FAST: Topology-Aware Frequency-Domain Distribution Matching for Coreset Selection
Jin Cui, Boran Zhao, Jiajun Xu, Jiaqi Guo, Shuo Guan, Pengju Ren
TL;DR
FAST tackles the problem of creating distributively equivalent coresets without relying on neural network proxies. It introduces a graph-theoretic, frequency-domain approach using Phase-Decoupled CFD to overcome phase-gradient issues and a curriculum-based PDAS to progressively align low- to high-frequency content, all while enforcing topology preservation through spectral graph constraints and DPP-based diversity. The combination yields state-of-the-art performance across diverse vision datasets and even scales to edge devices and LLM tuning, while drastically reducing energy consumption and computation time. This work demonstrates that distributional equivalence, preserved via spectral geometry and frequency-domain statistics, can robustly substitute architecture-specific training signals for coreset selection with broad practical impact.
Abstract
Coreset selection compresses large datasets into compact, representative subsets, reducing the energy and computational burden of training deep neural networks. Existing methods are either: (i) DNN-based, which are tied to model-specific parameters and introduce architectural bias; or (ii) DNN-free, which rely on heuristics lacking theoretical guarantees. Neither approach explicitly constrains distributional equivalence, largely because continuous distribution matching is considered inapplicable to discrete sampling. Moreover, prevalent metrics (e.g., MSE, KL, MMD, CE) cannot accurately capture higher-order moment discrepancies, leading to suboptimal coresets. In this work, we propose FAST, the first DNN-free distribution-matching coreset selection framework that formulates the coreset selection task as a graph-constrained optimization problem grounded in spectral graph theory and employs the Characteristic Function Distance (CFD) to capture full distributional information in the frequency domain.
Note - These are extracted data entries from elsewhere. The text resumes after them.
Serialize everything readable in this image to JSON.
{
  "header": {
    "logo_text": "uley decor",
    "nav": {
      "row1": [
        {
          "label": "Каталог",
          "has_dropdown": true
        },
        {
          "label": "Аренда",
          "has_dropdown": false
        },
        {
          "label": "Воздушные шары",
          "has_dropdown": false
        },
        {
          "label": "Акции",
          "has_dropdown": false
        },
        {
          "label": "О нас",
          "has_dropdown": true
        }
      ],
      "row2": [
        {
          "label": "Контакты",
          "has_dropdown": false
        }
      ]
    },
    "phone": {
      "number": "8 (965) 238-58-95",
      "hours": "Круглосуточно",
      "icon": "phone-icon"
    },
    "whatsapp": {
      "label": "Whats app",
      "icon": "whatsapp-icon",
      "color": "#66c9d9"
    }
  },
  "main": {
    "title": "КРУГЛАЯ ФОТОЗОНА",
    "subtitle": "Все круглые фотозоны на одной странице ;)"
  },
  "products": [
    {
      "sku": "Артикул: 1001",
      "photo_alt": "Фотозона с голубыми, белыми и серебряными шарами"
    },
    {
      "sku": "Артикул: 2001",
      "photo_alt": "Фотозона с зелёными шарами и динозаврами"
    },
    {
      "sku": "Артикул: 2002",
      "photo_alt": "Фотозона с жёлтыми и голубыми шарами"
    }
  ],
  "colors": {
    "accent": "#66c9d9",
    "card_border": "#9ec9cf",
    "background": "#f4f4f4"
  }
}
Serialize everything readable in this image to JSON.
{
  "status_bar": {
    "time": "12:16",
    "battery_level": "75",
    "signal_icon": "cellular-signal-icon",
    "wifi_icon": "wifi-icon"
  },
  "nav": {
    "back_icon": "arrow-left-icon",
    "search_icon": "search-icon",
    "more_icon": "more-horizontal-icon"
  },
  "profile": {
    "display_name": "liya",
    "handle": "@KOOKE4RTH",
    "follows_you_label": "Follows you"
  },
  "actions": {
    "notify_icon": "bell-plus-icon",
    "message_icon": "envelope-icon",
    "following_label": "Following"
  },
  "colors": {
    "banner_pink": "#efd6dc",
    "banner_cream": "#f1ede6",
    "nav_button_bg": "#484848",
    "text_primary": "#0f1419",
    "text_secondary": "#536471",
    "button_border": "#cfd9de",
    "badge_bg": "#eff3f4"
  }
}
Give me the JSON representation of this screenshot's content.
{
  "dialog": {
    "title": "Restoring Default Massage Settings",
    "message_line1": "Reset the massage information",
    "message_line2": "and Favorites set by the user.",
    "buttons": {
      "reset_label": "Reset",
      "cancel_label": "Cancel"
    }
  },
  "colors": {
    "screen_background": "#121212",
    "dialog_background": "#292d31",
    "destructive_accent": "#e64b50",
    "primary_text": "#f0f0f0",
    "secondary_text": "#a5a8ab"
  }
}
We further discover that naive CFD suffers from a "vanishing phase gradient" issue in medium and high-frequency regions; to address this, we introduce an Attenuated Phase-Decoupled CFD. Furthermore, for better convergence, we design a Progressive Discrepancy-Aware Sampling strategy that progressively schedules frequency selection from low to high, preserving global structure before refining local details and enabling accurate matching with fewer frequencies while avoiding overfitting. Extensive experiments demonstrate that FAST significantly outperforms state-of-the-art coreset selection methods across all evaluated benchmarks, achieving an average accuracy gain of 9.12%. Compared to other baseline coreset methods, it reduces power consumption by 96.57% and achieves a 2.2x average speedup, underscoring its high performance and energy efficiency.